Low cardiac output impairs the hepatic arterial buffer response (HABR). Whether this is due to low abdominal blood flow per se is not known. Dobutamine is commonly used to increase cardiac output, and it may further modify hepatosplanchnic and renal vasoregulation. We assessed the effects of isolated abdominal aortic blood flow changes and dobutamine on hepatosplanchnic and renal blood flow. Twenty-five anesthetized pigs with an abdominal aorto-aortic shunt were randomized to 2 control groups [zero (n = 6) and minimal (n = 6) shunt flow], and 2 groups with 50% reduction of abdominal blood flow and either subsequent increased abdominal blood flow by shunt reduction (n = 6) or dobutamine infusion at 5 and 10 microg kg(-1) min(-1) with constant shunt flow (n = 7). Regional (ultrasound) and local (laser Doppler) intra-abdominal blood flows were measured. The HABR was assessed during acute portal vein occlusion. Sustained low abdominal blood flow, by means of shunt activation, decreased liver, gut, and kidney blood flow similarly and reduced local microcirculatory blood flow in the jejunum. Shunt flow reduction partially restored regional blood flows but not jejunal microcirculatory blood flow. Low-but not high-dose dobutamine increased gut and celiac trunk flow whereas hepatic artery and renal blood flows remained unchanged. Neither intervention altered local blood flows. The HABR was not abolished during sustained low abdominal blood flow despite substantially reduced hepatic arterial blood flow and was not modified by dobutamine. Low-but not high-dose dobutamine redistributes blood flow toward the gut and celiac trunk. The jejunal microcirculatory flow, once impaired, is difficult to restore.
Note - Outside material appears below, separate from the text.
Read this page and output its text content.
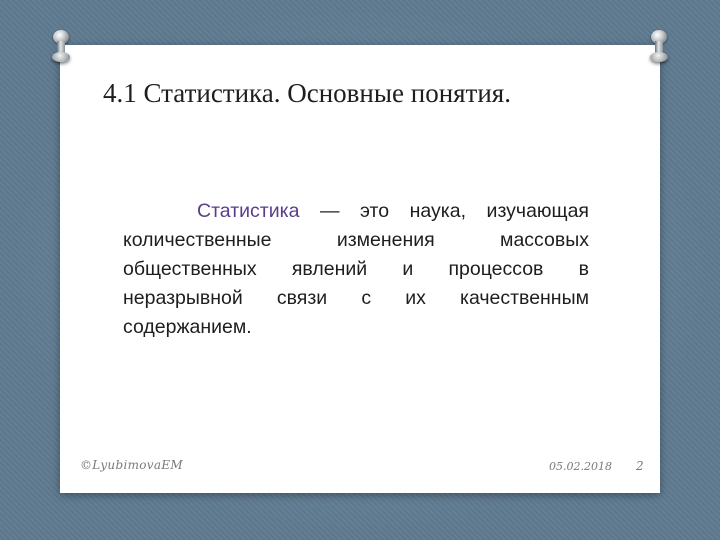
4.1 Статистика. Основные понятия.

Статистика — это наука, изучающая количественные изменения массовых общественных явлений и процессов в неразрывной связи с их качественным содержанием.

©LyubimovaEM	05.02.2018 2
低心输出量会损害肝动脉缓冲反应(HABR)。这是否归因于低腹部血流量本身尚不清楚。多巴酚丁胺常用于增加心输出量,它可能会进一步改变肝内脏和肾血管调节。我们评估了孤立的腹主动脉血流变化和多巴酚丁胺对肝内脏和肾血流的影响。将25只带有腹主动脉 - 主动脉分流的麻醉猪随机分为2个对照组[零(n = 6)和最小(n = 6)分流流量],以及2组腹部血流量减少50%的组,其中一组随后通过减少分流增加腹部血流量(n = 6),另一组在恒定分流流量下以5和10μg·kg⁻¹·min⁻¹的剂量输注多巴酚丁胺(n = 7)。测量区域(超声)和局部(激光多普勒)腹内血流量。在急性门静脉闭塞期间评估HABR。通过激活分流维持低腹部血流量,同样降低了肝脏、肠道和肾脏的血流量,并减少了空肠的局部微循环血流量。减少分流流量部分恢复了区域血流量,但空肠微循环血流量未恢复。低剂量而非高剂量的多巴酚丁胺增加了肠道和腹腔干血流量,而肝动脉和肾血流量保持不变。两种干预均未改变局部血流量。尽管肝动脉血流量大幅减少,但在持续低腹部血流量期间HABR并未消失,且未被多巴酚丁胺改变。低剂量而非高剂量的多巴酚丁胺使血流重新分布至肠道和腹腔干。一旦受损,空肠微循环血流很难恢复。